The paper, "Microwave-Enabled Wearables: Underpinning Technologies, Integration Platforms, and Next-Generation Roadmap," was a collaborative effort with 32 other international researchers from the IEEE Microwave Theory and Technology Society's Technical Committee on Wireless Power Transfer and Energy Conversion and its Technical Committee on RFID, Wireless Sensors and IoT.

The review addresses a fundamental challenge in wearable technology: how to power next-generation devices without batteries while enabling wireless communication and sensing capabilities. Rahmani's research directly connects to this vision through his focus on wireless integrated circuits and systems that can enable truly autonomous wearable and implantable devices.
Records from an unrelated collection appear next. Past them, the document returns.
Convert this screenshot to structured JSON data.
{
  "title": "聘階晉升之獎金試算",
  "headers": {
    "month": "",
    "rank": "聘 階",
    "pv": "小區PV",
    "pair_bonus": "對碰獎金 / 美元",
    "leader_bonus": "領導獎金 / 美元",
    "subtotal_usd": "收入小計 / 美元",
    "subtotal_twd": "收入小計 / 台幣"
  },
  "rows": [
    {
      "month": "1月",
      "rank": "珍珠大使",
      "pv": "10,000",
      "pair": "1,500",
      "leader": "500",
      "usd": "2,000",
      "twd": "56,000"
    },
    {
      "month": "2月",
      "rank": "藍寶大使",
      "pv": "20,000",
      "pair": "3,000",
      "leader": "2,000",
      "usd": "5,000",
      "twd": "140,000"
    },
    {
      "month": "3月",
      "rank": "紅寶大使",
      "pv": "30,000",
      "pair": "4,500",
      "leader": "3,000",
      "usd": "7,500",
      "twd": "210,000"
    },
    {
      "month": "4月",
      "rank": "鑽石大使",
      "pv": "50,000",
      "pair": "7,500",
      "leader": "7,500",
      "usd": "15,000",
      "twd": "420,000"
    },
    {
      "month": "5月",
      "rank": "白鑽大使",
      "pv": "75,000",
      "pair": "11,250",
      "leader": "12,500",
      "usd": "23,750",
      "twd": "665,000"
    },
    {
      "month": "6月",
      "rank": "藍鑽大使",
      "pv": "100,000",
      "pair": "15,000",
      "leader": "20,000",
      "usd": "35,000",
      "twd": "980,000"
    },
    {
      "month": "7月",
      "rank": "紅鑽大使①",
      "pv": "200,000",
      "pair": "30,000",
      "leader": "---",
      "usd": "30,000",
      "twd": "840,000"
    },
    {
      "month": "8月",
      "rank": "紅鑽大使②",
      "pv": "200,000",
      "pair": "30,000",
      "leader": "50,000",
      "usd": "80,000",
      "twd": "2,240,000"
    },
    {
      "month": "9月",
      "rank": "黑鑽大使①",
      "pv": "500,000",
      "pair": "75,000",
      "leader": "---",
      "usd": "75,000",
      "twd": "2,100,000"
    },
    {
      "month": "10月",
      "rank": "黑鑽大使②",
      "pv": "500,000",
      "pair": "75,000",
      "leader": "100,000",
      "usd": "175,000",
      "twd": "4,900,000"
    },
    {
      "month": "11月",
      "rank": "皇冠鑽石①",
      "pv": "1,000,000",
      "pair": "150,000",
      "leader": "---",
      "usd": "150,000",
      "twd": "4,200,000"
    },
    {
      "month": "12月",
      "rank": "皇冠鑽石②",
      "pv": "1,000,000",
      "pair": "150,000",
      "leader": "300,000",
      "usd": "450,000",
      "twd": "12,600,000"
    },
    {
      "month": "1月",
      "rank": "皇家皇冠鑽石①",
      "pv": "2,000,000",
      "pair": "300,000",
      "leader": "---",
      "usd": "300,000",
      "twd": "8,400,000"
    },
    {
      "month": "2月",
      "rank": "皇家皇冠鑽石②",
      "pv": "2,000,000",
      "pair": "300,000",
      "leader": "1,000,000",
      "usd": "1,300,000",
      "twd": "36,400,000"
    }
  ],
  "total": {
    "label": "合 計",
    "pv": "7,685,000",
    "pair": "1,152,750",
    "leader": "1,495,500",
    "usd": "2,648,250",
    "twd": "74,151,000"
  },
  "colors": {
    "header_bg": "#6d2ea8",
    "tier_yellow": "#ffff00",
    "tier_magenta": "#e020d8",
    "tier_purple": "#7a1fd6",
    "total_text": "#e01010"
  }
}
"Future wearable technologies need intelligence as a built-in part into them," explained Rahmani, who is an Assistant Professor in the Electrical and Computer Engineering Department, and serves on the faculty of NYU WIRELESS and the Center for Advanced Technology in Telecommunications. "Intelligence would show itself in multiple forms from sensing, from communication, and from processing. My research is focused on closing the gap from existing hardware technologies to the requirements of these future systems."

Rahmani's research philosophy centers on integration and integrated technologies, recognizing that diverse application requirements demand a unified approach to chip design. This interdisciplinary perspective (spanning electromagnetic waves, antenna design, energy conversion, and power management) aligns with the paper's systematic approach to unifying previously disparate research areas into a coherent roadmap for the field.

"Because the requirements, the application requirements are so diverse, we cannot necessarily say that what we require from these chips in terms of functionalities should look alike," he explained. This perspective directly informed the paper's comprehensive scope, which addresses everything from wireless power transmission and passive communication systems to advanced sensing capabilities.

The international collaboration emerged from the IEEE's 70th anniversary initiative. "It is bringing many areas of expertise into this vision and is looking at it from a systematic perspective rather than a standalone view," Rahmani said about the collaborative effort.

This recognition builds on Rahmani's growing list of accolades, including the NSF CAREER Award he received in 2024. Since joining NYU Tandon in 2023, his work has focused on exploring how wireless power transmission, passive communication systems, and advanced sensing can work together to create truly autonomous wearable devices.